Equity Release – an Option for the Older Homeowner

Retirement is supposed to be a golden age. It’s time to put your feet up and reap the rewards of everything you worked so hard for over the previous decades. That is assuming that you do not run into financial difficulty, though. Life can become expensive when you’re no longer bringing home a regular wage.


In the past, seniors that struggled to meet their financial demands had few options. The only real choices were to attempt to remortgage their home and sign up for decades more of debt, sell up and downsize for lower living expenses, or take in a lodger to spread the cost of a property.

Now, as you will no doubt have seen on countless TV adverts, equity release is gaining popularity as an alternative for older homeowners. The question is, is equity release a genuine attempt at helping those that need it, or an opportunistic attempt from private companies to exploit the vulnerable?

What is Equity Release?

Let’s start by explaining what equity release is not. It isn’t a short-term cash-grab to resolve a temporary cashflow problem. Equity release is a decision that has long-term, potentially far-reaching, consequences.

That may not be a problem – it depends on the scenario. Do not rush into equity release, though. As the old saying goes, act in haste and repent at leisure. Now, let’s explain in layman’s terms what equity release actually entails. Equity release mortgages come in two forms.

Lifetime Mortgages

With a lifetime mortgage from an equity release company, you can typically borrow up to 60% of the home’s value as a lump sum. You then repay this mortgage (with interest, naturally) throughout the remainder of your lifetime. Equity release companies are likelier to lend to over-55s than traditional banks and building societies, but you can stay in your home.

If you leave the home or pass away before the debt is repaid in full, the equity release company takes ownership of the property to reclaim any outstanding funds. Any value left after this can be left as an inheritance. Think of a lifetime mortgage as a loan secured against your property; only take out what you need at any given time, and pay it back as early as is conceivable to minimise interest repayments.

Home Reversion Mortgages

An alternative for over-60s is a home reversion mortgage. This involves selling a share of your home to an equity release company. This business will pay you in a lump sum or issue you a monthly payment akin to a wage.

As with a lifetime mortgage, these arrears will be reclaimed after you pass away. You could move house after taking out a home reversion mortgage, but you’ll have to jump through several hoops. As moving is already stressful, especially for the elderly, this option should only really be considered if you plan to stay put for the rest of your life.

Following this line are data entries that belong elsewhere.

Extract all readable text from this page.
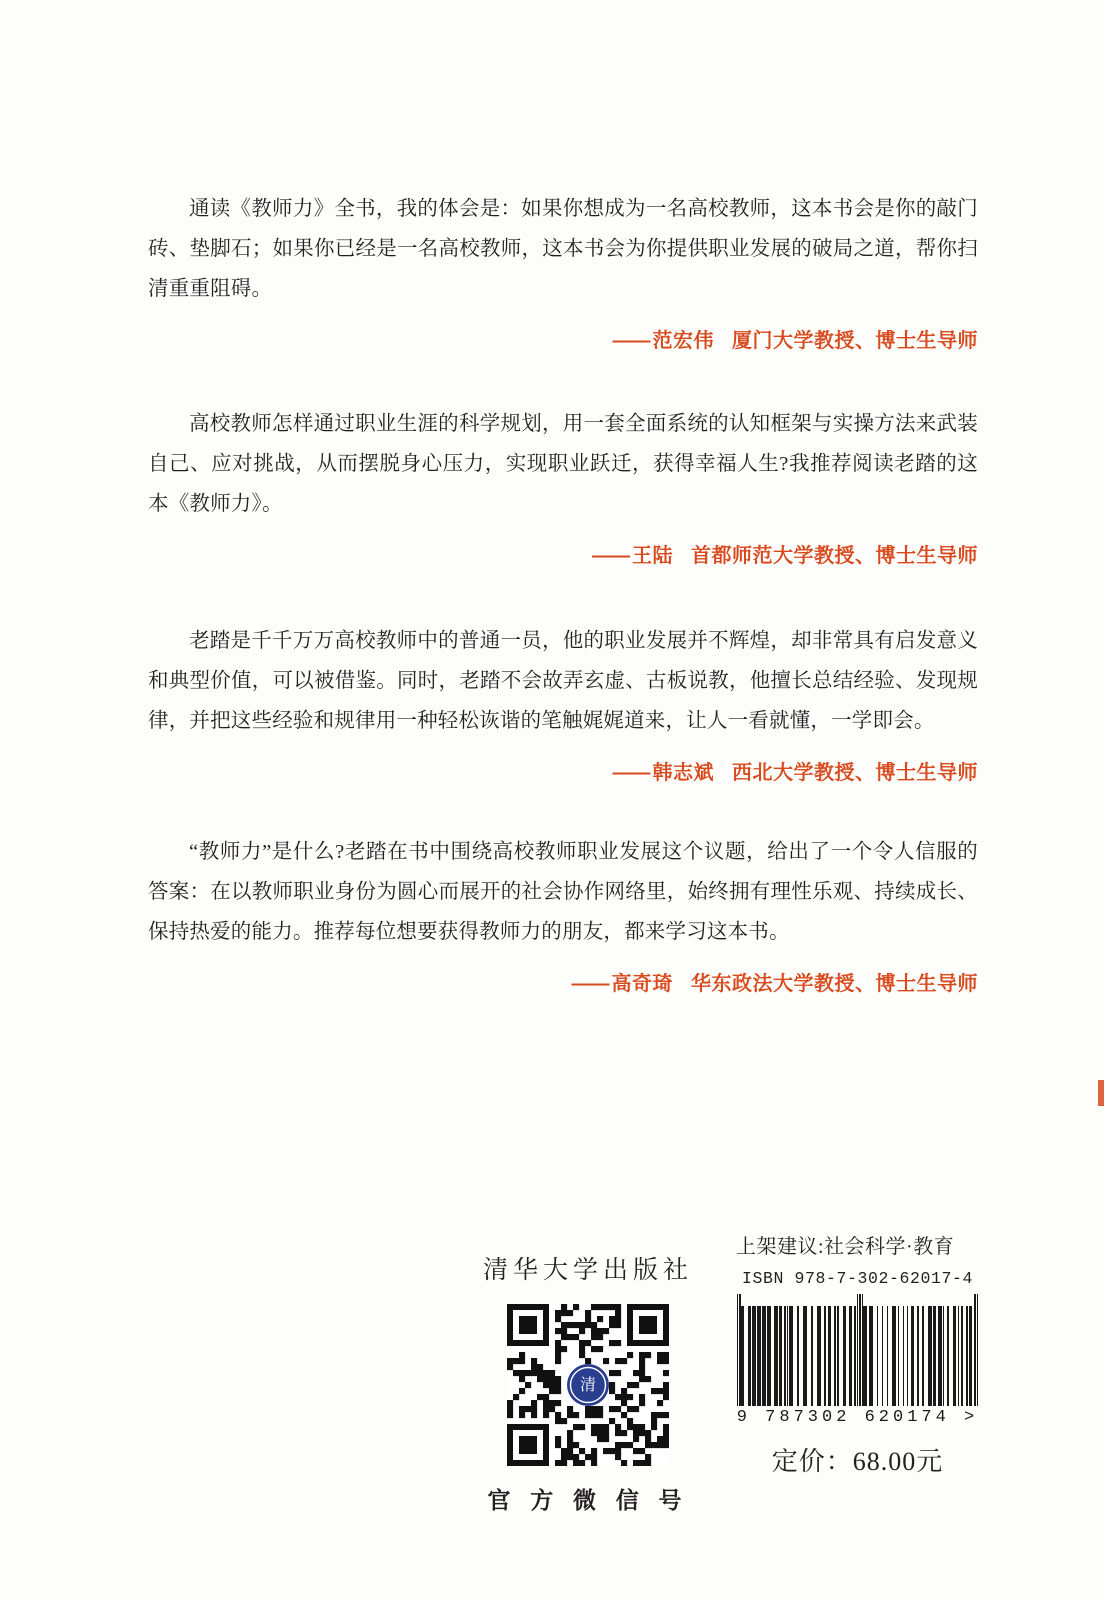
通读《教师力》全书，我的体会是：如果你想成为一名高校教师，这本书会是你的敲门砖、垫脚石；如果你已经是一名高校教师，这本书会为你提供职业发展的破局之道，帮你扫清重重阻碍。
—— 范宏伟 厦门大学教授、博士生导师
高校教师怎样通过职业生涯的科学规划，用一套全面系统的认知框架与实操方法来武装自己、应对挑战，从而摆脱身心压力，实现职业跃迁，获得幸福人生?我推荐阅读老踏的这本《教师力》。
—— 王陆 首都师范大学教授、博士生导师
老踏是千千万万高校教师中的普通一员，他的职业发展并不辉煌，却非常具有启发意义和典型价值，可以被借鉴。同时，老踏不会故弄玄虚、古板说教，他擅长总结经验、发现规律，并把这些经验和规律用一种轻松诙谐的笔触娓娓道来，让人一看就懂，一学即会。
—— 韩志斌 西北大学教授、博士生导师
“教师力”是什么?老踏在书中围绕高校教师职业发展这个议题，给出了一个令人信服的答案：在以教师职业身份为圆心而展开的社会协作网络里，始终拥有理性乐观、持续成长、保持热爱的能力。推荐每位想要获得教师力的朋友，都来学习这本书。
—— 高奇琦 华东政法大学教授、博士生导师
清华大学出版社
清
官 方 微 信 号
上架建议:社会科学·教育
ISBN 978-7-302-62017-4
9 787302 620174 >
定价：68.00元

Naturally, this loan is not a charitable act from the equity release company. The money you receive will be below the market value of the home. If your home is valued at £160,000 and you sell a 25% stake to an equity release company, you would receive around £20,000 in cash rather than the £40,000 are you technically entitled to.

If the value of the home rises to £200,000 by the time you pass away, the equity release company still takes 25% of the full value. To use our example, the equity release company would claim £50,000 from the value of the property. This is the business model of an equity release company. They play the long game, offering a smaller sum in the short-term in exchange for a large eventual profit.

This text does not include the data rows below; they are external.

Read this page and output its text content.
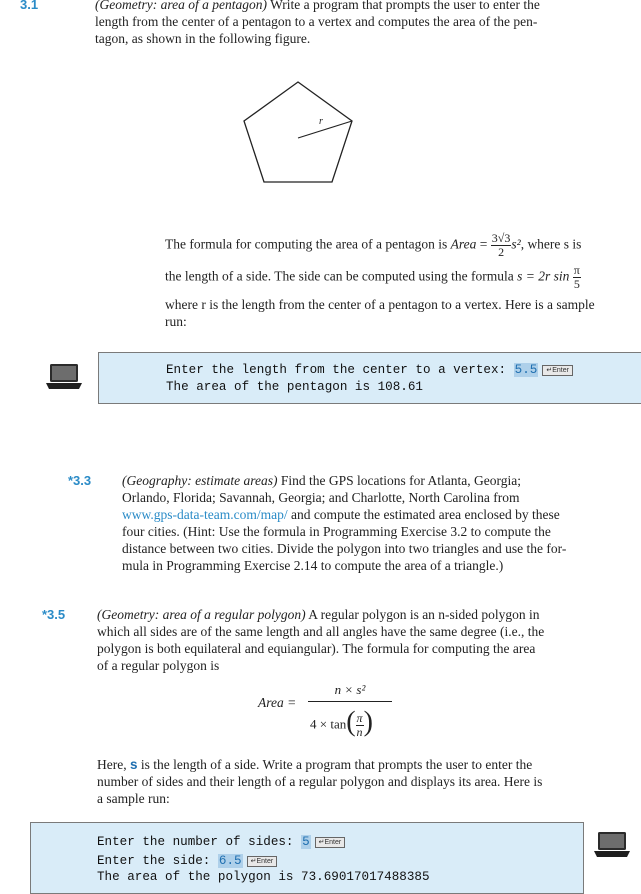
3.1	(Geometry: area of a pentagon) Write a program that prompts the user to enter the
length from the center of a pentagon to a vertex and computes the area of the pen-
tagon, as shown in the following figure.
r
The formula for computing the area of a pentagon is Area = $\frac{3√3}{2} s^2$, where s is
the length of a side. The side can be computed using the formula s = 2r $\sin \frac{\pi}{5}$
where r is the length from the center of a pentagon to a vertex. Here is a sample
run:
Enter the length from the center to a vertex: 5.5 ↵Enter
The area of the pentagon is 108.61
*3.3 (Geography: estimate areas) Find the GPS locations for Atlanta, Georgia;
Orlando, Florida; Savannah, Georgia; and Charlotte, North Carolina from
www.gps-data-team.com/map/ and compute the estimated area enclosed by these
four cities. (Hint: Use the formula in Programming Exercise 3.2 to compute the
distance between two cities. Divide the polygon into two triangles and use the for-
mula in Programming Exercise 2.14 to compute the area of a triangle.)
*3.5 (Geometry: area of a regular polygon) A regular polygon is an n-sided polygon in
which all sides are of the same length and all angles have the same degree (i.e., the
polygon is both equilateral and equiangular). The formula for computing the area
of a regular polygon is
Area =
n × s²
$4 \times \tan( \frac{\pi}{n}$ )
Here, s is the length of a side. Write a program that prompts the user to enter the
number of sides and their length of a regular polygon and displays its area. Here is
a sample run:
Enter the number of sides: 5 ↵Enter
Enter the side: 6.5 ↵Enter
The area of the polygon is 73.69017017488385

Is Equity Release a Good Idea?

Like most opportunities, equity release is in and of itself a neutral concept. It is neither good nor bad. It all depends on your personal circumstances. It’s important to understand the pros and cons or the process, so you can make a decision appropriate to your own circumstances.

Downsizing should be considered first. If you can sell a home at £200,000 and move to a smaller property priced at £125,000, you can live off your £75,000 of equity. For many, that is preferable to owing this money to a third party. This also ensures that you retain a full asset that can left to any heirs in your will. You can always use a self-storage facility if you run out of space in your new property.


However, if you are determined to stay in your home, equity release remains an option. The policy is particularly popular in those without children, or do not wish to leave a home as an inheritance. Alternatively, equity release in a large home with a high cash value could be a way to avoid inheritance tax for your children and leave you with a lump sum to pay with in your later life.

If you’ve always dreamt of taking a cruise, for example, equity release could finance this holiday while reducing the value of a home to below the inheritance tax threshold. That’s money that would have been lost to HMRC by your heirs anyway, so why not reap the benefits of your hard work yourself?

The Importance of a No Negative Equity Guarantee

If you decide that equity release is for you, ensure that the company is a member of the Equity Release Council.

As you can probably imagine, this industry has had a sketchy reputation in the past. Financial regulations ensure that parameters are now in place to protect people that use these schemes, and those governed by the Equity Release Council will behave above board.

The most important thing offered by members of the Equity Release Council is called a, “No Negative Equity Guarantee.” This protects your heirs by ensuring that the repayments owed will never exceed the value of a property.

For example, if you pass away owing £90,000 but the house has fallen into disrepair and is valued at just £75,000, a company that offers this guarantee will write off the outstanding £15,000. There is nothing left as inheritance, but the matter is closed. A company without this guarantee will chase your heirs and force them to settle this outstanding debt – potentially aggressively.

Equity release should always be considered an alternative to moving, but not necessarily a preference. It really all depends on your personal circumstances. Go into the decision with your eyes open, knowing the repercussions.